Mustafa İslamoğlu = kim imanlı olarak bir iyilik ortaya koymuşsa; -erkek ya da kadın (fark etmez)- kesinlikle ona güzel bir hayat yaşatacağız; dahası elbet onları işlediklerinin en iyisiyle ödüllendireceğiz.
Ömer Nasuhi Bilmen = Erkekten veya kadından her kim mü'min olduğu halde bir sâlih amelde bulunursa, elbette onu temiz bir hayat ile yaşatırız ve onları yapar oldukları amellerin daha güzeliyle muhakkak ki, mükâfaata erdireceğiz.
Ömer Öngüt = Kadın olsun erkek olsun, her kim mümin olarak sâlih amel işlerse, biz onu (dünyada) mutlaka çok güzel bir hayat ile yaşatırız. (Ahirette ise) mükâfatlarını yaptıklarının en güzeli ile ödeyeceğiz.

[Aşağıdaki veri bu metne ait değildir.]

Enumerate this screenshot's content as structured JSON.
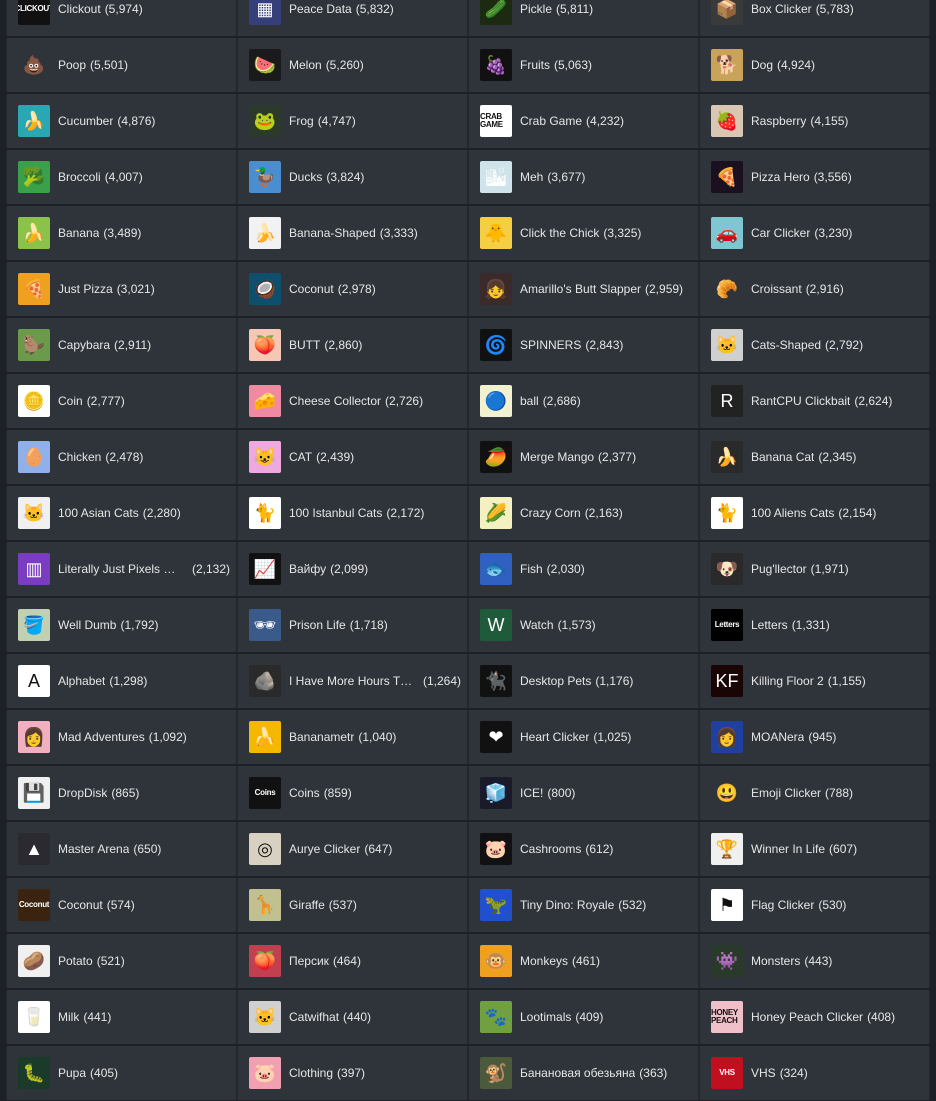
{
  "items": [
    [
      {
        "name": "Clickout",
        "count": "(5,974)",
        "icon": "clickout-logo-icon",
        "bg": "#111111",
        "glyph": "CLICKOUT",
        "small": true
      },
      {
        "name": "Peace Data",
        "count": "(5,832)",
        "icon": "peace-grid-icon",
        "bg": "#35407a",
        "glyph": "▦"
      },
      {
        "name": "Pickle",
        "count": "(5,811)",
        "icon": "pickle-icon",
        "bg": "#1d2a12",
        "glyph": "🥒"
      },
      {
        "name": "Box Clicker",
        "count": "(5,783)",
        "icon": "box-icon",
        "bg": "#3a3a3a",
        "glyph": "📦"
      }
    ],
    [
      {
        "name": "Poop",
        "count": "(5,501)",
        "icon": "poop-icon",
        "bg": "#2f343a",
        "glyph": "💩"
      },
      {
        "name": "Melon",
        "count": "(5,260)",
        "icon": "watermelon-icon",
        "bg": "#1a1a1a",
        "glyph": "🍉"
      },
      {
        "name": "Fruits",
        "count": "(5,063)",
        "icon": "fruits-icon",
        "bg": "#111111",
        "glyph": "🍇"
      },
      {
        "name": "Dog",
        "count": "(4,924)",
        "icon": "doge-icon",
        "bg": "#c9a35a",
        "glyph": "🐕"
      }
    ],
    [
      {
        "name": "Cucumber",
        "count": "(4,876)",
        "icon": "banana-cucumber-icon",
        "bg": "#2aa7b3",
        "glyph": "🍌"
      },
      {
        "name": "Frog",
        "count": "(4,747)",
        "icon": "frog-icon",
        "bg": "#2b3a2b",
        "glyph": "🐸"
      },
      {
        "name": "Crab Game",
        "count": "(4,232)",
        "icon": "crab-game-logo-icon",
        "bg": "#ffffff",
        "glyph": "CRAB GAME",
        "small": true,
        "dark": true
      },
      {
        "name": "Raspberry",
        "count": "(4,155)",
        "icon": "raspberry-icon",
        "bg": "#d9c7b4",
        "glyph": "🍓"
      }
    ],
    [
      {
        "name": "Broccoli",
        "count": "(4,007)",
        "icon": "broccoli-icon",
        "bg": "#3aa04a",
        "glyph": "🥦"
      },
      {
        "name": "Ducks",
        "count": "(3,824)",
        "icon": "duck-icon",
        "bg": "#4a8ed0",
        "glyph": "🦆"
      },
      {
        "name": "Meh",
        "count": "(3,677)",
        "icon": "meh-icon",
        "bg": "#cfe4ea",
        "glyph": "🏙"
      },
      {
        "name": "Pizza Hero",
        "count": "(3,556)",
        "icon": "pizza-hero-icon",
        "bg": "#1a1020",
        "glyph": "🍕"
      }
    ],
    [
      {
        "name": "Banana",
        "count": "(3,489)",
        "icon": "banana-logo-icon",
        "bg": "#8bc34a",
        "glyph": "🍌"
      },
      {
        "name": "Banana-Shaped",
        "count": "(3,333)",
        "icon": "banana-shaped-icon",
        "bg": "#f2f2f2",
        "glyph": "🍌"
      },
      {
        "name": "Click the Chick",
        "count": "(3,325)",
        "icon": "chick-icon",
        "bg": "#f5cf43",
        "glyph": "🐥"
      },
      {
        "name": "Car Clicker",
        "count": "(3,230)",
        "icon": "car-icon",
        "bg": "#7ec7d0",
        "glyph": "🚗"
      }
    ],
    [
      {
        "name": "Just Pizza",
        "count": "(3,021)",
        "icon": "pizza-icon",
        "bg": "#f0a020",
        "glyph": "🍕"
      },
      {
        "name": "Coconut",
        "count": "(2,978)",
        "icon": "coconut-icon",
        "bg": "#0e4f6e",
        "glyph": "🥥"
      },
      {
        "name": "Amarillo's Butt Slapper",
        "count": "(2,959)",
        "icon": "anime-girl-icon",
        "bg": "#3b2a2a",
        "glyph": "👧"
      },
      {
        "name": "Croissant",
        "count": "(2,916)",
        "icon": "croissant-icon",
        "bg": "#2f343a",
        "glyph": "🥐"
      }
    ],
    [
      {
        "name": "Capybara",
        "count": "(2,911)",
        "icon": "capybara-icon",
        "bg": "#6a9a4a",
        "glyph": "🦫"
      },
      {
        "name": "BUTT",
        "count": "(2,860)",
        "icon": "peach-butt-icon",
        "bg": "#f7c7b5",
        "glyph": "🍑"
      },
      {
        "name": "SPINNERS",
        "count": "(2,843)",
        "icon": "spinner-icon",
        "bg": "#111111",
        "glyph": "🌀"
      },
      {
        "name": "Cats-Shaped",
        "count": "(2,792)",
        "icon": "cat-gentleman-icon",
        "bg": "#d0d0d0",
        "glyph": "🐱"
      }
    ],
    [
      {
        "name": "Coin",
        "count": "(2,777)",
        "icon": "doge-coin-icon",
        "bg": "#ffffff",
        "glyph": "🪙"
      },
      {
        "name": "Cheese Collector",
        "count": "(2,726)",
        "icon": "cheese-icon",
        "bg": "#f08aa0",
        "glyph": "🧀"
      },
      {
        "name": "ball",
        "count": "(2,686)",
        "icon": "ball-icon",
        "bg": "#f2f2d0",
        "glyph": "🔵"
      },
      {
        "name": "RantCPU Clickbait",
        "count": "(2,624)",
        "icon": "rantcpu-icon",
        "bg": "#222222",
        "glyph": "R"
      }
    ],
    [
      {
        "name": "Chicken",
        "count": "(2,478)",
        "icon": "chicken-icon",
        "bg": "#8fb0e8",
        "glyph": "🥚"
      },
      {
        "name": "CAT",
        "count": "(2,439)",
        "icon": "cat-icon",
        "bg": "#f0a8e0",
        "glyph": "😺"
      },
      {
        "name": "Merge Mango",
        "count": "(2,377)",
        "icon": "mango-icon",
        "bg": "#111111",
        "glyph": "🥭"
      },
      {
        "name": "Banana Cat",
        "count": "(2,345)",
        "icon": "banana-cat-icon",
        "bg": "#2a2a2a",
        "glyph": "🍌"
      }
    ],
    [
      {
        "name": "100 Asian Cats",
        "count": "(2,280)",
        "icon": "asian-cat-icon",
        "bg": "#f0f0f0",
        "glyph": "🐱"
      },
      {
        "name": "100 Istanbul Cats",
        "count": "(2,172)",
        "icon": "istanbul-cat-icon",
        "bg": "#ffffff",
        "glyph": "🐈"
      },
      {
        "name": "Crazy Corn",
        "count": "(2,163)",
        "icon": "corn-icon",
        "bg": "#f5f0c0",
        "glyph": "🌽"
      },
      {
        "name": "100 Aliens Cats",
        "count": "(2,154)",
        "icon": "alien-cat-icon",
        "bg": "#ffffff",
        "glyph": "🐈"
      }
    ],
    [
      {
        "name": "Literally Just Pixels On...",
        "count": "(2,132)",
        "icon": "pixels-icon",
        "bg": "#7a3cc0",
        "glyph": "▥",
        "trunc": true
      },
      {
        "name": "Вайфу",
        "count": "(2,099)",
        "icon": "chart-up-icon",
        "bg": "#111111",
        "glyph": "📈"
      },
      {
        "name": "Fish",
        "count": "(2,030)",
        "icon": "fish-icon",
        "bg": "#3060c0",
        "glyph": "🐟"
      },
      {
        "name": "Pug'llector",
        "count": "(1,971)",
        "icon": "pug-icon",
        "bg": "#2a2a2a",
        "glyph": "🐶"
      }
    ],
    [
      {
        "name": "Well Dumb",
        "count": "(1,792)",
        "icon": "bucket-icon",
        "bg": "#c0d0b0",
        "glyph": "🪣"
      },
      {
        "name": "Prison Life",
        "count": "(1,718)",
        "icon": "prisoner-icon",
        "bg": "#3a5a8a",
        "glyph": "🕶"
      },
      {
        "name": "Watch",
        "count": "(1,573)",
        "icon": "watch-w-logo-icon",
        "bg": "#1f5a3a",
        "glyph": "W"
      },
      {
        "name": "Letters",
        "count": "(1,331)",
        "icon": "letters-logo-icon",
        "bg": "#000000",
        "glyph": "Letters",
        "small": true
      }
    ],
    [
      {
        "name": "Alphabet",
        "count": "(1,298)",
        "icon": "alphabet-a-icon",
        "bg": "#ffffff",
        "glyph": "A",
        "dark": true
      },
      {
        "name": "I Have More Hours Th...",
        "count": "(1,264)",
        "icon": "rock-face-icon",
        "bg": "#2a2a2a",
        "glyph": "🪨",
        "trunc": true
      },
      {
        "name": "Desktop Pets",
        "count": "(1,176)",
        "icon": "black-cat-icon",
        "bg": "#111111",
        "glyph": "🐈‍⬛"
      },
      {
        "name": "Killing Floor 2",
        "count": "(1,155)",
        "icon": "kf2-logo-icon",
        "bg": "#1a0505",
        "glyph": "KF"
      }
    ],
    [
      {
        "name": "Mad Adventures",
        "count": "(1,092)",
        "icon": "anime-pink-icon",
        "bg": "#f0b0c0",
        "glyph": "👩"
      },
      {
        "name": "Bananametr",
        "count": "(1,040)",
        "icon": "banana-yellow-icon",
        "bg": "#f5b800",
        "glyph": "🍌"
      },
      {
        "name": "Heart Clicker",
        "count": "(1,025)",
        "icon": "heart-icon",
        "bg": "#111111",
        "glyph": "❤"
      },
      {
        "name": "MOANera",
        "count": "(945)",
        "icon": "anime-blue-icon",
        "bg": "#2040a0",
        "glyph": "👩"
      }
    ],
    [
      {
        "name": "DropDisk",
        "count": "(865)",
        "icon": "floppy-disk-icon",
        "bg": "#f0f0f0",
        "glyph": "💾"
      },
      {
        "name": "Coins",
        "count": "(859)",
        "icon": "coins-logo-icon",
        "bg": "#111111",
        "glyph": "Coins",
        "small": true
      },
      {
        "name": "ICE!",
        "count": "(800)",
        "icon": "ice-icon",
        "bg": "#1a1a2a",
        "glyph": "🧊"
      },
      {
        "name": "Emoji Clicker",
        "count": "(788)",
        "icon": "emoji-icon",
        "bg": "#2f343a",
        "glyph": "😃"
      }
    ],
    [
      {
        "name": "Master Arena",
        "count": "(650)",
        "icon": "arena-logo-icon",
        "bg": "#2a2a30",
        "glyph": "▲"
      },
      {
        "name": "Aurye Clicker",
        "count": "(647)",
        "icon": "aurye-icon",
        "bg": "#d8d0c0",
        "glyph": "◎",
        "dark": true
      },
      {
        "name": "Cashrooms",
        "count": "(612)",
        "icon": "piggy-bank-icon",
        "bg": "#111111",
        "glyph": "🐷"
      },
      {
        "name": "Winner In Life",
        "count": "(607)",
        "icon": "winner-icon",
        "bg": "#f0f0f0",
        "glyph": "🏆"
      }
    ],
    [
      {
        "name": "Coconut",
        "count": "(574)",
        "icon": "coconut-logo-icon",
        "bg": "#3a2410",
        "glyph": "Coconut",
        "small": true
      },
      {
        "name": "Giraffe",
        "count": "(537)",
        "icon": "giraffe-icon",
        "bg": "#c0c090",
        "glyph": "🦒"
      },
      {
        "name": "Tiny Dino: Royale",
        "count": "(532)",
        "icon": "dino-icon",
        "bg": "#2050d0",
        "glyph": "🦖"
      },
      {
        "name": "Flag Clicker",
        "count": "(530)",
        "icon": "flag-icon",
        "bg": "#ffffff",
        "glyph": "⚑",
        "dark": true
      }
    ],
    [
      {
        "name": "Potato",
        "count": "(521)",
        "icon": "potato-icon",
        "bg": "#f0f0f0",
        "glyph": "🥔"
      },
      {
        "name": "Персик",
        "count": "(464)",
        "icon": "peach-gradient-icon",
        "bg": "#c04050",
        "glyph": "🍑"
      },
      {
        "name": "Monkeys",
        "count": "(461)",
        "icon": "monkey-icon",
        "bg": "#f0a020",
        "glyph": "🐵"
      },
      {
        "name": "Monsters",
        "count": "(443)",
        "icon": "monster-icon",
        "bg": "#2a3a2a",
        "glyph": "👾"
      }
    ],
    [
      {
        "name": "Milk",
        "count": "(441)",
        "icon": "milk-icon",
        "bg": "#ffffff",
        "glyph": "🥛"
      },
      {
        "name": "Catwifhat",
        "count": "(440)",
        "icon": "cat-hat-icon",
        "bg": "#d0d0d0",
        "glyph": "🐱"
      },
      {
        "name": "Lootimals",
        "count": "(409)",
        "icon": "lootimals-icon",
        "bg": "#70a040",
        "glyph": "🐾"
      },
      {
        "name": "Honey Peach Clicker",
        "count": "(408)",
        "icon": "honey-peach-icon",
        "bg": "#f0c0c8",
        "glyph": "HONEY PEACH",
        "small": true,
        "dark": true
      }
    ],
    [
      {
        "name": "Pupa",
        "count": "(405)",
        "icon": "pupa-icon",
        "bg": "#1a3a2a",
        "glyph": "🐛"
      },
      {
        "name": "Clothing",
        "count": "(397)",
        "icon": "pig-icon",
        "bg": "#f0a0b0",
        "glyph": "🐷"
      },
      {
        "name": "Банановая обезьяна",
        "count": "(363)",
        "icon": "banana-monkey-icon",
        "bg": "#4a5a3a",
        "glyph": "🐒"
      },
      {
        "name": "VHS",
        "count": "(324)",
        "icon": "vhs-icon",
        "bg": "#c01020",
        "glyph": "VHS",
        "small": true
      }
    ]
  ]
}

Şaban Piriş = Erkek ve kadınlardan her kim mümin olarak doğru olanı yaparsa, ona güzel bir hayat yaşatırız, ve onları yaptıklarının en iyisi ile ödüllendiririz.
Sadık Türkmen = Erkek ve kadın, her kim inanmış olarak iyi bir iş/yaptığı işin en iyisini yaparsa, onu hoş bir hayatta yaşatırız. Ve elbette onlara mükâfatlarını, yapmış olduklarının daha güzeli ile veririz.
Seyyid Kutub = İman etmiş olan hangi erkek ya da kadın, eğer iyi amel işlerse, ona dünyada mutlu bir hayat yaşatırız, böylelerini ahirette de yaptıkları iyiliklerin en güzel karşılığı ile ödüllendiririz.
Suat Yıldırım = Erkek olsun kadın olsun, kim mümin olarak güzel işler yaparsa, elbette ona güzel bir hayat yaşatacak ve onları işledikleri en güzel işleri esas alarak ödüllendirecek, kötülüklerini bağışlayacağız.
Süleyman Ateş = Erkek ve kadından her kim inanmış olarak iyi bir iş yaparsa, onu (dünyâda) hoş bir hayâtla yaşatırız, onların ücretini yaptıklarının en güzeliyle veririz.
Tefhim-ul Kuran = Erkek olsun, kadın olsun, bir mü'min olarak kim salih bir amelde bulunursa, hiç şüphesiz biz onu güzel bir hayatla yaşatırız ve onların karşılığını, yaptıklarının en güzeliyle muhakkak veririz.
Ümit Şimşek = Erkek olsun, kadın olsun, kim mü'min olarak güzel bir iş yaparsa, Biz ona huzurlu bir hayat yaşatır; yaptıklarının daha güzeliyle de ödüllerini veririz.
Yaşar Nuri Öztürk = Erkek yahut kadın, her kim inanmış olarak hayra ve barışa yönelik bir iş yaparsa, onu tertemiz bir hayatla yaşatırız. Ve böylelerinin ücretlerini, işleyip ürettiklerinin en güzelleriyle karşılarız.
İskender Ali Mihr = Mü’min olan kadın ve erkekten kim salih (nefsini tezkiye ve tasfiye edici) amel işlerse, o taktirde ona mutlaka tayyib (temiz, helâl) bir hayat yaşatırız. Ve onları, mutlaka yapmış oldukları amellerin ecirlerinden (bedellerinden), daha ahseni (güzeli) ile mükâfatlandıracağız.
İlyas Yorulmaz = Erkeklerden veya kadınlardan Allah’a inanmış olarak, kim doğru ve güzel işler yaparsa, onlara tertemiz bir hayat yaşatırız ve hesap gününde de yaptıklarının en güzeli ile karşılığını kesinlikle veririz.